I was talking to someone who did not agree with my stand on this, who argued that the benefits of the exposure would outweigh the negatives, and that a full year is enough to actually be useful. I see the other side as well, but I still believe that a gap year should be a personal experience planned by the individual, not an organized pre-freshman program.
To conclude: the people who would enter this Princeton program are probably the same that would get this experience anyway, whether it be through study abroad, Peace Corps, or in other ways. If we really want to open the eyes of ordinary Americans, or Swedes, or Italians, I think we need to take very different steps.

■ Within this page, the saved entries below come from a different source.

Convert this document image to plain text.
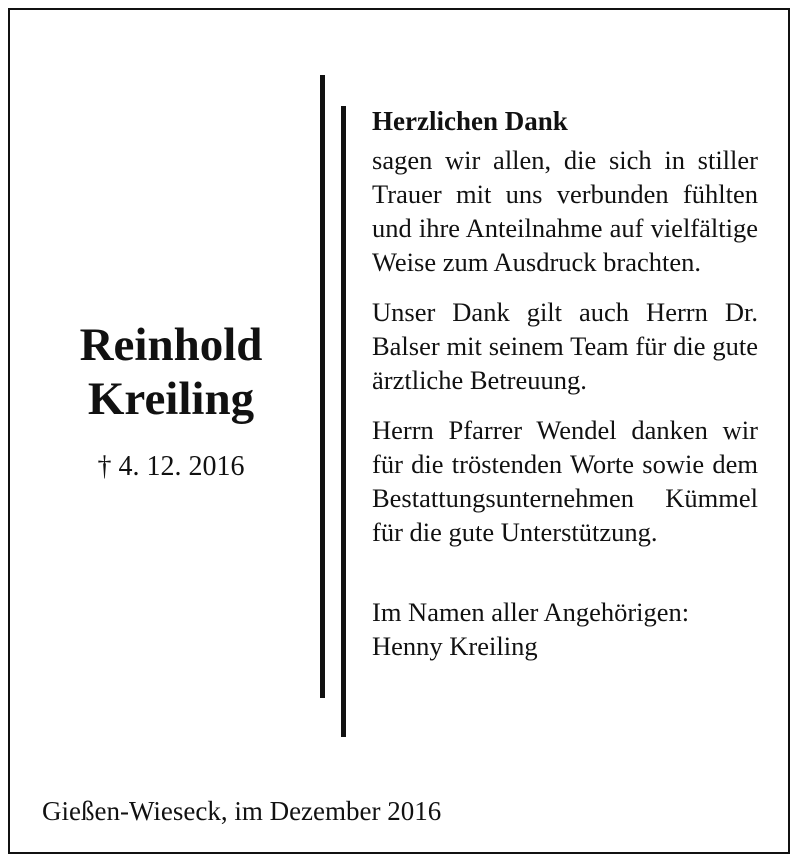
Reinhold
Kreiling
† 4. 12. 2016
Herzlichen Dank

sagen wir allen, die sich in stiller Trauer mit uns verbunden fühlten und ihre Anteilnahme auf vielfältige Weise zum Ausdruck brachten.

Unser Dank gilt auch Herrn Dr. Balser mit seinem Team für die gute ärztliche Betreuung.

Herrn Pfarrer Wendel danken wir für die tröstenden Worte sowie dem Bestattungsunternehmen Kümmel für die gute Unterstützung.

Im Namen aller Angehörigen:

Henny Kreiling

Gießen-Wieseck, im Dezember 2016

I allow myself to conclude with a quote from one of the people who commented on the original article:
While it is generally a good idea to expose young Americans to the world, it is a bit preposterous to send high-schoolers to help those in need abroad. Whom are we helping here? The people abroad who need money and perhaps expert advice? American high schoolers who have been pushed too far too soon by either themselves or their society?

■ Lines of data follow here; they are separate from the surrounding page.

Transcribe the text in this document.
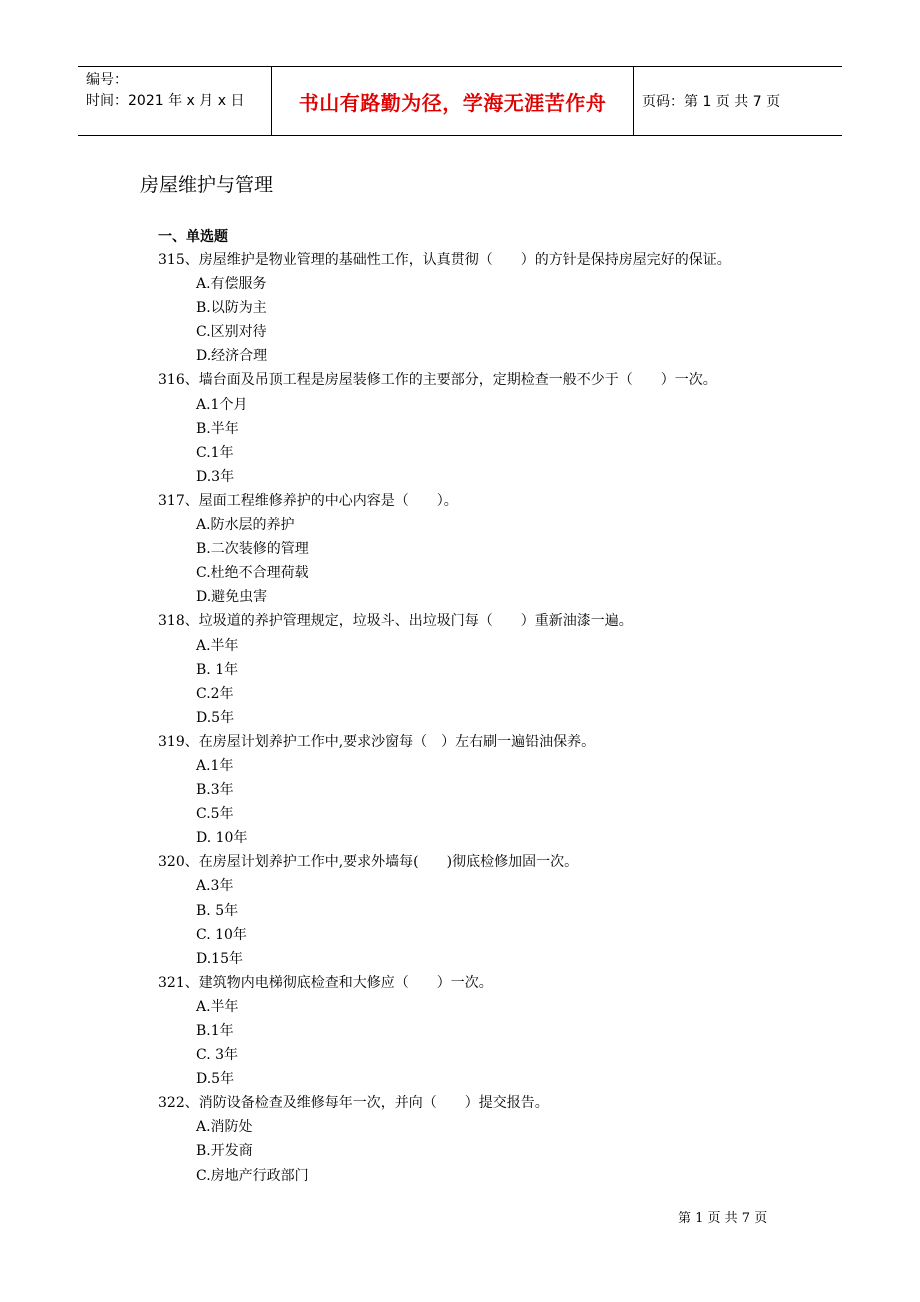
编号：
时间：2021 年 x 月 x 日	书山有路勤为径，学海无涯苦作舟	页码：第 1 页 共 7 页
房屋维护与管理
一、单选题
315、房屋维护是物业管理的基础性工作，认真贯彻（　　）的方针是保持房屋完好的保证。
A.有偿服务
B.以防为主
C.区别对待
D.经济合理
316、墙台面及吊顶工程是房屋装修工作的主要部分，定期检查一般不少于（　　）一次。
A.1个月
B.半年
C.1年
D.3年
317、屋面工程维修养护的中心内容是（　　）。
A.防水层的养护
B.二次装修的管理
C.杜绝不合理荷载
D.避免虫害
318、垃圾道的养护管理规定，垃圾斗、出垃圾门每（　　）重新油漆一遍。
A.半年
B. 1年
C.2年
D.5年
319、在房屋计划养护工作中,要求沙窗每（　）左右刷一遍铅油保养。
A.1年
B.3年
C.5年
D. 10年
320、在房屋计划养护工作中,要求外墙每(　　)彻底检修加固一次。
A.3年
B. 5年
C. 10年
D.15年
321、建筑物内电梯彻底检查和大修应（　　）一次。
A.半年
B.1年
C. 3年
D.5年
322、消防设备检查及维修每年一次，并向（　　）提交报告。
A.消防处
B.开发商
C.房地产行政部门
第 1 页 共 7 页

Having been in the study-abroad 'business' for many years, I begin to notice an odd perversion. As massive groups of Americans study abroad, they no longer meet the foreign culture as individuals, but as groups with their own dynamics. The foreign country in this context becomes a sort of playground which corroborates one's own cultural values rather than helping one broaden one's outlook. In the 'good old days,' students went abroad to Europe or other continents after some years of language study to learn from foreign cultures. Now they go to 'teach' or have a good time (not mutually exclusive) and all of this will now be offered in a clean, safe, supervised environment -- an improved version of the summer camp.
I do not doubt that the experience will be meaningful for most students, I only hope that such a program will not replace the true, individual grappling with cultural otherness by a McForeignCulture experience which looks like the real thing, but isn't.